Beinahe die Hälfte der Schweizer Wälder ist unnatürlich und darum verletzbarer
Bei gut zwei Fünfteln oder 45 Prozent der Schweizer Wälder ist die Zusammensetzung der Baumarten unnatürlich. Dies macht sie verletzbarer. Das heisst anfälliger für Schädlinge und Stürme, wie eine neue Studie der Eidgenössischen Forschungsanstalt für Wald, Schnee und Landschaft (WLS) zeigt.
Quelle: Sebastian Unrau, Unsplash
Ein grosser Teil der Wälder im Mittelland ist nicht mehr natürlich. (Symbolbild)

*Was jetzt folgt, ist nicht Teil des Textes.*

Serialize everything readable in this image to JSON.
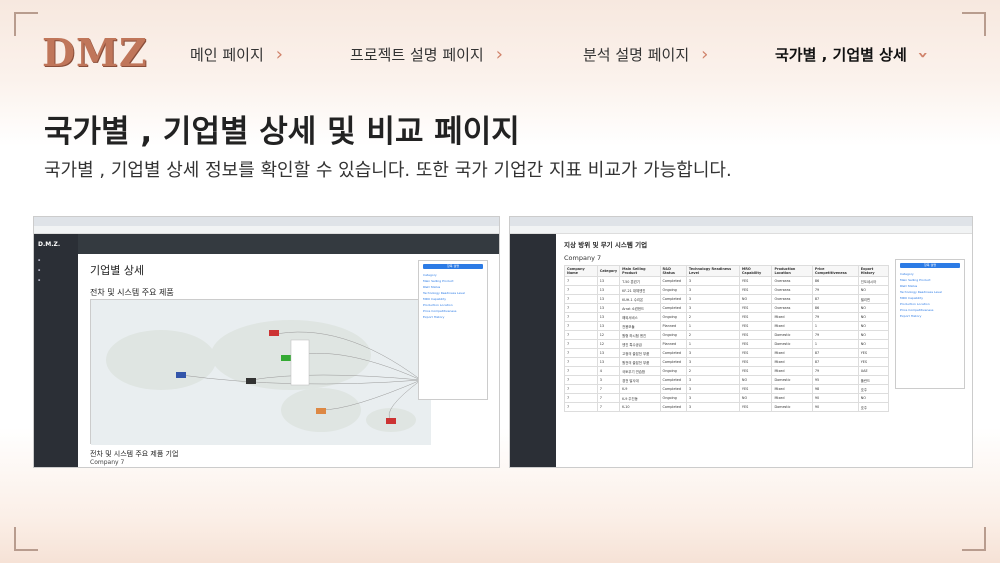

Auf den höchsten Anteil an unnatürlichen Wäldern stiess das Forschungsteam der WSL im Mittelland. „Von Natur aus würde das Mittelland von Laubwäldern dominiert“, erklärte der Erstautor der Studie, Daniel Scherrer, auf Anfrage der Nachrichtenagentur Keystone-SDA. Seit dem 19. Jahrhundert wurden im Zuge der Holzproduktion aber im grossen Stil Nadelhölzer, hauptsächlich Fichten, angepflanzt. Derweil befindet sich der höchste Anteil natürlicher Wälder in der Schweiz in Höhenlagen zwischen 1400 und 1700 Metern über Meer. Hier dominieren die Fichten und Weisstannen - die beiden wirtschaftlich wichtigsten Nadelbäume - von Natur aus die Bestände.
Borkenkäfer befällt gestresste Bäume
Als „natürlich“ eingestuften Wälder waren dabei deutlich weniger störanfällig als die „unnatürliche“. Besonders störanfällig sind den Angaben zufolge die Fichtenwälder im Mittelland: Weil Fichten von Natur aus nicht in derart tiefen Lagen wie dem Mittelland gedeihen, macht ihnen die Hitze mehr zu schaffen als anderen Baumarten. Und nicht nur das: „Borkenkäfer befallen die bereits gestressten Bäume sehr erfolgreich“, sagt Scherrer. Zudem profitieren die Schädlinge laut der Studie von den warmen Tieflandbedingungen, die mehrere Insektengenerationen pro Jahr ermöglichen. Mit der Klimaerwärmung werde dieser Stress bei den Fichten noch zunehmen. Es sei deshalb wichtig, die Wälder wieder natürlicher zu gestalten.
Aus Fichtenaufforstungen werden Laubwälder
Laut Scherrer läuft dieser Wandel bereits: Die historischen Fichtenaufforstungen werden langsam wieder in Laubwälder umgewandelt. Wegen der Langlebigkeit der Bäume und des langsamen Regenerationsprozesses dauern diese Veränderungen jedoch Jahrzehnte, wenn nicht Jahrhunderte. Zudem werden Fichten auch heute noch genutzt, nach wie vor ist sie die wichtigste Holzart in der Schweiz.
Zum Vergleich: Der Anteil natürlicher oder naturnaher Wälder ist in der Schweiz laut der Studie mit insgesamt 43 Prozent höher als der Anteil in Deutschland , wo sie 36 Prozent ausmachen. In Österreich sind es 25 Prozent.